Tenemos derecho a tener memoria, incluso cuando no se reconoce el derecho a la justicia. No podemos seguir permitiendo el miedo. Aunque muchos lo reclaman, al menos, como punto de llegada; en realidad, el punto de partida habrá de ser el conocimiento de lo ocurrido. Luego será lo que tenga que ser. Pero ya sin dilaciones, sin aplazamientos, sin añagazas y, por supuesto, sin calumnias espurias.

No permitamos que prohíban la memoria.  Por eso es que tenemos derecho a la denuncia y a exigir la no repetición de los hechos que recordamos. Y tenemos derecho a la aceptación pública de esos hechos, al perdón público y a determinar el restablecimiento de la dignidad de las víctimas. 
Y aquí no hablo de solo una cuestion ética ni de unas razones intelectuales, sino también de hacer frente a la reclamación de derechos y agravios de cualquier índole, también económicos, si así se determinase. Y, entonces, habrá que decir que aquello fue injusto, que les comprendemos y que les apoyamos. 

No sé si fueron cientos o cientos de miles, medio millón o un millón y medio los armenios muertos en 1915, pero hay que poner fin al silencio. No sé si se les exterminó y si lo fue de forma sistemática por motivo de raza, de etnia, de religión, de política o de nacionalidad, o si las muertes se produjeron de forma no premeditada.
Nadie lo sabe con certeza, precisamente, quizá, porque se ha querido no saberlo con certeza, porque muchos se han esforzado en que no se sepa, porque se ha negado, ocultado, dificultado, falseado e impedido de todas las maneras imaginables que la verdad se supiese.
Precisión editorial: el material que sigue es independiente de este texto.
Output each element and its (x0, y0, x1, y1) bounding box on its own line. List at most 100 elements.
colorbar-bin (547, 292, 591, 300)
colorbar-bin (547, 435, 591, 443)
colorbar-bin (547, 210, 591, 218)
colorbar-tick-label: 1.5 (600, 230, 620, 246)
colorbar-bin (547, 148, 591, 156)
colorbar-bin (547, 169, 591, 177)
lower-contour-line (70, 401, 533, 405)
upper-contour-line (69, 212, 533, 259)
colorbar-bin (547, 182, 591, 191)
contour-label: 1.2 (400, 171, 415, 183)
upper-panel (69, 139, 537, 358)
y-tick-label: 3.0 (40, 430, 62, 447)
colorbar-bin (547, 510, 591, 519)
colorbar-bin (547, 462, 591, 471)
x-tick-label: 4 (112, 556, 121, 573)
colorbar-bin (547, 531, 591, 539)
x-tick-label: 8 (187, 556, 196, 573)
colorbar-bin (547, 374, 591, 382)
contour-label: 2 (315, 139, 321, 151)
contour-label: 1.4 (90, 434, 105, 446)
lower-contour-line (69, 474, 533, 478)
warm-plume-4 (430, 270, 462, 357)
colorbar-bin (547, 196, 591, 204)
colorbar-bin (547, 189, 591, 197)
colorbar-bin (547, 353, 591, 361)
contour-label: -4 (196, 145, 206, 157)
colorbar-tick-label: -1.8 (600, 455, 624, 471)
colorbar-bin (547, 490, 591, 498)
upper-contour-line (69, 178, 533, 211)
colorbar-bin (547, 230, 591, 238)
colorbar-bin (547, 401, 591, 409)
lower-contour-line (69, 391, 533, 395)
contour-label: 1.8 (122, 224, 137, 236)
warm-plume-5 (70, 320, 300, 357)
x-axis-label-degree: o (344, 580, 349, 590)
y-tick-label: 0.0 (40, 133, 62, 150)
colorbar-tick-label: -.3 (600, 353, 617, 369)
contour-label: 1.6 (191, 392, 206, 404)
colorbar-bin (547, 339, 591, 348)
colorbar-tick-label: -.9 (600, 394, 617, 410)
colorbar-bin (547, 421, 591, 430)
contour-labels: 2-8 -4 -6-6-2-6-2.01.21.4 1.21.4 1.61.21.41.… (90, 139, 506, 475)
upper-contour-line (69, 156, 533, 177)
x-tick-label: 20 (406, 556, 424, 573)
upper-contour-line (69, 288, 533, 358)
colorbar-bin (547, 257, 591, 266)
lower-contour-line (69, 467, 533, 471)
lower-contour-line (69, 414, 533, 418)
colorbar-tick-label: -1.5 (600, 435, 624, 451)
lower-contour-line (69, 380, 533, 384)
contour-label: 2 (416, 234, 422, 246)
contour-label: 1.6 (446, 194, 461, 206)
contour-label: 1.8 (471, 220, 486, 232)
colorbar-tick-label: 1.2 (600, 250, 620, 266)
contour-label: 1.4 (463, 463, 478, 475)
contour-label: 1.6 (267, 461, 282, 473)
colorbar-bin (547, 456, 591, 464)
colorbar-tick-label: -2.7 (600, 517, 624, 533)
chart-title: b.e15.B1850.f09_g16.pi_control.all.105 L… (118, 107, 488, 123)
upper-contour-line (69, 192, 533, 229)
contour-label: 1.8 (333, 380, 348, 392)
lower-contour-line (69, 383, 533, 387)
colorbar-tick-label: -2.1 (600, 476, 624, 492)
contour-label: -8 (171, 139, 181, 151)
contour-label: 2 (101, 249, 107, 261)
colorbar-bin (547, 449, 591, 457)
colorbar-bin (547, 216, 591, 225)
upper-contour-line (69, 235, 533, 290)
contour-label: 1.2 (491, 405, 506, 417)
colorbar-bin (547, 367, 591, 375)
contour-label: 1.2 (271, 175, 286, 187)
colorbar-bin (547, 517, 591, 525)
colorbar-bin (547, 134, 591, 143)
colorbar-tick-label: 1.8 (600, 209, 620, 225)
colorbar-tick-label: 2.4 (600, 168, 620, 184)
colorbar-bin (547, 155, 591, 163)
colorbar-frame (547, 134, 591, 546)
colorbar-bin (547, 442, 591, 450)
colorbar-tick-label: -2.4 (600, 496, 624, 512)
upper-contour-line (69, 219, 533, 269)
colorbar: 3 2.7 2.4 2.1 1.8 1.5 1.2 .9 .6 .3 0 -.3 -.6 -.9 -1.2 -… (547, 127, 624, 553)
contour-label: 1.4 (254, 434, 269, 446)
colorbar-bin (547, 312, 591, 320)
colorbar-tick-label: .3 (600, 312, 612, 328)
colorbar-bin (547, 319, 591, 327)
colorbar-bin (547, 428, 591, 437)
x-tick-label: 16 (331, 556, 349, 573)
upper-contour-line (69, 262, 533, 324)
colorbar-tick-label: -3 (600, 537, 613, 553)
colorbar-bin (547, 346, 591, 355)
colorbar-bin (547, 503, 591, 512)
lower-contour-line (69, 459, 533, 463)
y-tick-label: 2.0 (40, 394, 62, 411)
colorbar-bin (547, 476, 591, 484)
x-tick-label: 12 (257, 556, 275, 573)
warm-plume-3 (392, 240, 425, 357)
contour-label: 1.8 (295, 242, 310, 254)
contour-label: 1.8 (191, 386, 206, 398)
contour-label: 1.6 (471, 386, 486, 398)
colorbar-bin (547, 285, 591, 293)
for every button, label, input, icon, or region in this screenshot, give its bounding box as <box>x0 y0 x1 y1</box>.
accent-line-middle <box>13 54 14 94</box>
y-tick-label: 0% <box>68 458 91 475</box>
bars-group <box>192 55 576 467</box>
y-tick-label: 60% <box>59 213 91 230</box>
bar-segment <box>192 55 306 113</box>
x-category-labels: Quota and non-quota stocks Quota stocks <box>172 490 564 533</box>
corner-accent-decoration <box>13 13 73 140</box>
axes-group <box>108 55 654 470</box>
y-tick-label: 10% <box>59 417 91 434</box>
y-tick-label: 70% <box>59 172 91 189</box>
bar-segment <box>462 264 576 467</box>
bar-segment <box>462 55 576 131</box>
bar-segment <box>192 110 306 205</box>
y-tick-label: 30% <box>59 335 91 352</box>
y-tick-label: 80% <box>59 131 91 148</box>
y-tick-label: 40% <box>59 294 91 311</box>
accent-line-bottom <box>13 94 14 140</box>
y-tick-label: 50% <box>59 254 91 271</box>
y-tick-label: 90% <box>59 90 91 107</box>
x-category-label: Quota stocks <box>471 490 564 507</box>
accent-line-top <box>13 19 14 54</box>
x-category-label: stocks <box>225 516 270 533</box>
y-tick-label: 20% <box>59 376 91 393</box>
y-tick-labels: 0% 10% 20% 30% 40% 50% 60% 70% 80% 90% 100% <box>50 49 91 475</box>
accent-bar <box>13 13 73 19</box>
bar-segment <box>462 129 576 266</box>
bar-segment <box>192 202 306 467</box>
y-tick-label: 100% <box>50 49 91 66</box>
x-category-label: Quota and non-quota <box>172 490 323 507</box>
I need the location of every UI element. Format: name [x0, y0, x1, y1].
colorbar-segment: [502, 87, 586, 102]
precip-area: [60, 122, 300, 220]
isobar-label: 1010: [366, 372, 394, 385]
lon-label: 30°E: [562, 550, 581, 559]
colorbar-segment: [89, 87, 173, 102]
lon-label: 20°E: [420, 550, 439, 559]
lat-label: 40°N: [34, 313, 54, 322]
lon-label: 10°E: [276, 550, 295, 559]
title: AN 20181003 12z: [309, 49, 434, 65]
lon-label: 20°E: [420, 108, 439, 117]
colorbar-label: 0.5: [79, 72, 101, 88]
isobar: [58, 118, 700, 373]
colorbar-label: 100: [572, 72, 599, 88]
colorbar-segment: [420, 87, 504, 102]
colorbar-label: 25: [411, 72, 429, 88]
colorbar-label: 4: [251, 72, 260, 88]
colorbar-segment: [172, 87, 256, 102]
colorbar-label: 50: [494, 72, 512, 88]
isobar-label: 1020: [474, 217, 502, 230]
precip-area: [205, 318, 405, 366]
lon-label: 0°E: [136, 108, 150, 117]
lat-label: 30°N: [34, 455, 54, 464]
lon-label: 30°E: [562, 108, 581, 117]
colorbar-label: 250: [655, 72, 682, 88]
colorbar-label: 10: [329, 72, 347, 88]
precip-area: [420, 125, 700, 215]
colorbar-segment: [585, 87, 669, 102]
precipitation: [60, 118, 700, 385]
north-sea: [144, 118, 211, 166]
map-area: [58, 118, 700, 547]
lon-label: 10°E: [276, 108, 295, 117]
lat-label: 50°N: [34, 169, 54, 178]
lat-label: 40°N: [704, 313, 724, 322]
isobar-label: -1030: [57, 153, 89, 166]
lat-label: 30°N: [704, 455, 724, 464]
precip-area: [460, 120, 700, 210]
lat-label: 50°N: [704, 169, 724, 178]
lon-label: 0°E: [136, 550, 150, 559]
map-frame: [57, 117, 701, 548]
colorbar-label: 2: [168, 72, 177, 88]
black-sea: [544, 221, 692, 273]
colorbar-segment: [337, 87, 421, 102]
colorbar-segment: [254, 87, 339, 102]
Pero tenemos el deber de recordar y el deber de decir, porque el silencio es cómplice.

¿Para cuándo una comisión de la verdad, al modo de las que se crearon para Guatemala o El Salvador? Como alguien dijo: para pasar página primero hay que leerla. Cien años deberían ser suficientes.

Pienso, como Pedro Guerra,  que habrá que contar, desenterrar, emparejar, sacar el hueso al airé puro de vivir, pendiente abrazo, despedida, beso, flor, en el lugar preciso de la cicatriz...; porque en el calcio de cada hueso hay una historia, desmemoriada historia, el horror no solventado.

Y habrá que ponerle nombre a lo ocurrido. Porque ¿con qué palabra se nombra a ese hecho cuando a uno le quitan el hogar, lo deportan de su tierra, le matan a los suyos y lo concentran, por ejemplo, en el desierto de Deir El-Zor, donde ve morir de hambre, de contagios, o asesinados masivamente a miles de personas?

Si hubo culpa, dígase la culpa. Si hubo negligencia, condénese. Si hubo crimen, maldígase. No los encubramos, no permitamos que nos consideren compinches de aquellos miserables. Nunca el olvido. Nunca más el olvido. Olvidar es matar dos veces.